International Headwinds
- Question: Why is standalone growth only 2%? (Suruchi Parmar)
- Answer: Primarily due to European headwinds and aggressive Chinese pricing. However, 15 new products are awaiting EU MDR approval, and new contracts with the UK’s NHS are starting in April (Himanshu Baid).
Acquisition Impact
- Question: What is the revenue contribution of the two acquisitions? (Naman Bagrecha)
- Answer: They added ₹48-49 crores in Q3. On an annualized basis, Citieffe and PendraCare represent roughly 15% of the consolidated revenue base for the coming year (Rahul Gautam).
Margin Profile
- Question: Why have net margins declined this quarter? (Ravi Naredi)

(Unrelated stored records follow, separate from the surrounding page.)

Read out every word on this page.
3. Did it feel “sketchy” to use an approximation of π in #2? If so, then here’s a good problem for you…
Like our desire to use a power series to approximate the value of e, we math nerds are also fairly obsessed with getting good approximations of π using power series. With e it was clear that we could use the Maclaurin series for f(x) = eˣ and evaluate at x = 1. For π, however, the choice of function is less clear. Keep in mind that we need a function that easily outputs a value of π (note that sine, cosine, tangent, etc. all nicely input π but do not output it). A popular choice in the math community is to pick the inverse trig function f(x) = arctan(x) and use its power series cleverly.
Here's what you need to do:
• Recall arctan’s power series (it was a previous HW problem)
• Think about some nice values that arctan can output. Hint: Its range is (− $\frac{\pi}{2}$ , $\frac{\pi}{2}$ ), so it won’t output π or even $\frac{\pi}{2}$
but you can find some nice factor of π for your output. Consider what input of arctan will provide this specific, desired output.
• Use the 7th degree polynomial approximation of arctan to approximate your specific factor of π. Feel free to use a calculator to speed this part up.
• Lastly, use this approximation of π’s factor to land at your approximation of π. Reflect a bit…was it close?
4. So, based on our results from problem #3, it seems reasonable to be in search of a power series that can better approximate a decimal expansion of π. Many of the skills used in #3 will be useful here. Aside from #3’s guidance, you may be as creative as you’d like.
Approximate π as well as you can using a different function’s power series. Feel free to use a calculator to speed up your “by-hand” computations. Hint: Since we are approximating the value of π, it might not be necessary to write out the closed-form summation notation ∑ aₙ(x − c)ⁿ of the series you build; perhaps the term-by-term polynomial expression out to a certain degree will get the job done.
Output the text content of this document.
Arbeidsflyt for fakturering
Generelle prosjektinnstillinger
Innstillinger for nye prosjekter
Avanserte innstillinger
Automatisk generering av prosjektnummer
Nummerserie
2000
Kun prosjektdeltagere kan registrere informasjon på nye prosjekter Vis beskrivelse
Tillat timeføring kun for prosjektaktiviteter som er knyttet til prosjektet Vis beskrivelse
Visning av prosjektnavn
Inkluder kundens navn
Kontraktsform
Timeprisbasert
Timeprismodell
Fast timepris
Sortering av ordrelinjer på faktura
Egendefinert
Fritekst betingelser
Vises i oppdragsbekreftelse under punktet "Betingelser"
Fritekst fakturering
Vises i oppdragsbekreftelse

- Answer: Margins were impacted by ₹15 crores in onetime costs related to Labor Code implementation and acquisition expenses. Normalized EBITDA remains healthy at 26.8% on a standalone basis (Himanshu Baid).
Key Takeaway
Poly Medicure is undergoing a structural pivot from being an infusion-focused commodity manufacturer to a high-technology medtech platform. Q3 FY26 consolidated revenue grew 16.4% to ₹494 crores, largely bolstered by the integration of European acquisitions PendraCare and Citieffe. While standalone export growth remained sluggish at 2% due to intense Chinese price competition and regulatory transitions in Europe, the domestic private market showed resilience with 23% growth. Strategically, the company is aggressively investing in clinical teams and R&D for high-value implants like drug-eluting balloons and orthopedics to insulate margins. Management has guided for a 20% growth in H2 FY26 compared to H1 and expects to maintain a 20%+ growth trajectory in FY27 as new capacity and regulatory approvals materialize. The primary watch point remains the impact of Chinese dumping on the Renal and Infusion segments and the speed of margin recovery in the newly acquired subsidiaries.